So after a 16-hour flight, I have made it back to America, more specifically back to my mom's couch in the un-airconditioned apartment. What is a 31-year old doing sleeping on the couch in the "prime" of his career anyway? Thinking of investment ideas I suppose, or just wrestling with his jetlag or some other demons.
I have spent a lot of time recently reading about religion, which I guess isn't surprising given the crossroads that I am at in my life. I must say that the more time that I spend thinking about tough life issues, the more confident and comfortable I am in my aetheism. Everything just makes so much more sense without a God. Is that counter-intuitive? I'll say it again though, everything just has so much more clarity. I view the cultural phenomona of religion as an unwanted by-product of other more important social (evolutionary) advantages, and nothing more. Certainly it acts as no panacea as advertised. And the truly ironic thing, is that I feel that religion more often than not simply gets in the way of being a good person and doing the right thing, by applying indiscriminate, and usually arbitrary rules to any such decision. I honestly just don't get it, and feel that at this point in my life, I am going to shut the book on this question and move on to grow in different ways. Pretty stupid I suppose to put this down on paper, as the only person around who might read it, is the one who would least want to hear it, but that's what you do when you are tired and your judgement is off.
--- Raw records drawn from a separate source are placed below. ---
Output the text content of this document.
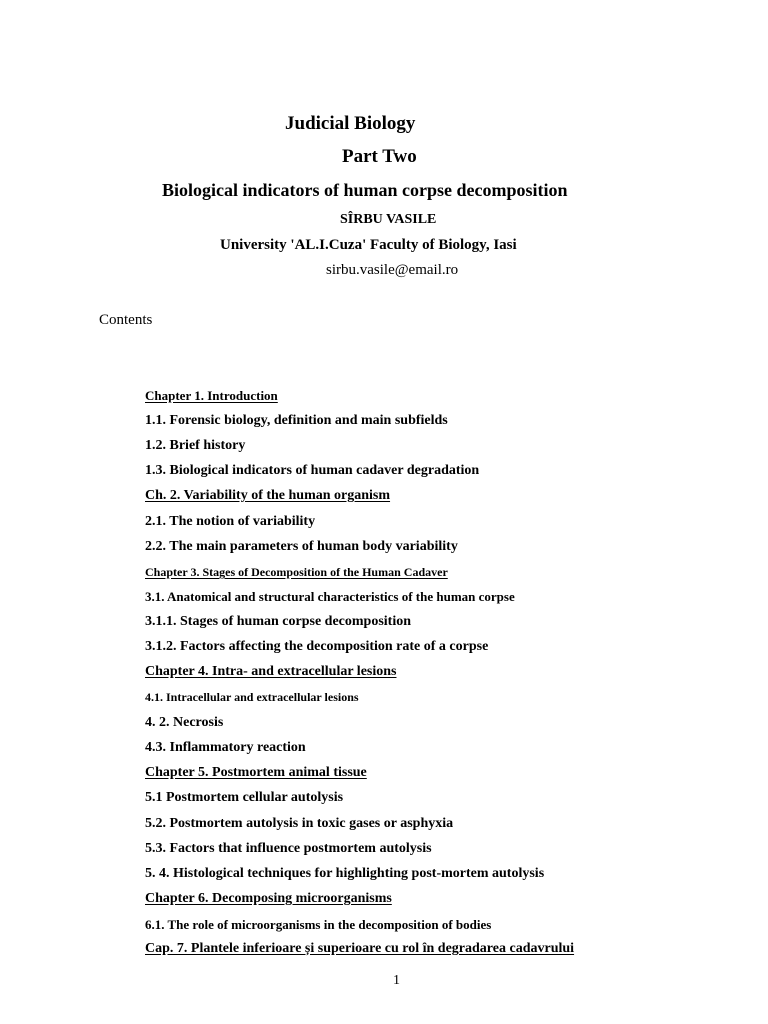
Judicial Biology
Part Two
Biological indicators of human corpse decomposition
SÎRBU VASILE
University 'AL.I.Cuza' Faculty of Biology, Iasi
sirbu.vasile@email.ro
Contents
Chapter 1. Introduction
1.1. Forensic biology, definition and main subfields
1.2. Brief history
1.3. Biological indicators of human cadaver degradation
Ch. 2. Variability of the human organism
2.1. The notion of variability
2.2. The main parameters of human body variability
Chapter 3. Stages of Decomposition of the Human Cadaver
3.1. Anatomical and structural characteristics of the human corpse
3.1.1. Stages of human corpse decomposition
3.1.2. Factors affecting the decomposition rate of a corpse
Chapter 4. Intra- and extracellular lesions
4.1. Intracellular and extracellular lesions
4. 2. Necrosis
4.3. Inflammatory reaction
Chapter 5. Postmortem animal tissue
5.1 Postmortem cellular autolysis
5.2. Postmortem autolysis in toxic gases or asphyxia
5.3. Factors that influence postmortem autolysis
5. 4. Histological techniques for highlighting post-mortem autolysis
Chapter 6. Decomposing microorganisms
6.1. The role of microorganisms in the decomposition of bodies
Cap. 7. Plantele inferioare și superioare cu rol în degradarea cadavrului
1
In flying back today to New York, I sort of realized that while it is great to be with my family and talk to my friends here in the States, my experiment in foreign living at the age of 20 coupled with my dissatisfaction growing up in NYC has effectively displaced, nay, globalized me, and that my home now lies elsewhere. If anything, I no longer have and possibly never really ever had a single concept of home. I am a home-whore when it comes down to it. Wherever I go frankly feels a bit like home - NYC, Boston, Chatham, Taipei, Hong Kong, KL, Singapore, Vilnius, Beijing to name a few places. I cannot decide if this is a profound realization, or just some new-age type drivel, but perhaps my answer is that I do always need to be moving, to always be changing and to always be adapting. In thinking about my next step, I keep trying to ask myself, OK, what next, what is my next 5-year or 10-year plan, what am I willing to commit myself to? But in truth, I think I am trying to put a square peg in a round hole. I don't think that my definition of happiness works like that - I appreciate new experiences and new sensations too much. I am deathly scared of routine and complacency. Those concepts scare me to my bone. And it is more from this fear that I believe I routinely blow up whatever comfortable existence I am able to forge for myself, like pushing a giant reset button on a video game console in which you have pre-selected too many cheat codes so the game becomes too darn easy.
I am however getting excited about the prospect of a new life and a new career. I get the feeling that this time around in Hong Kong, things will be very different, and hopefully the pieces in my life will finally start to come together a little bit more, just like the "Winnie the Pooh" jigsaw puzzles of my youth. I have faith, in myself to be clear, that the details will all work themselves on out. INSEAD would have been a fun time, but I think my life demands something else.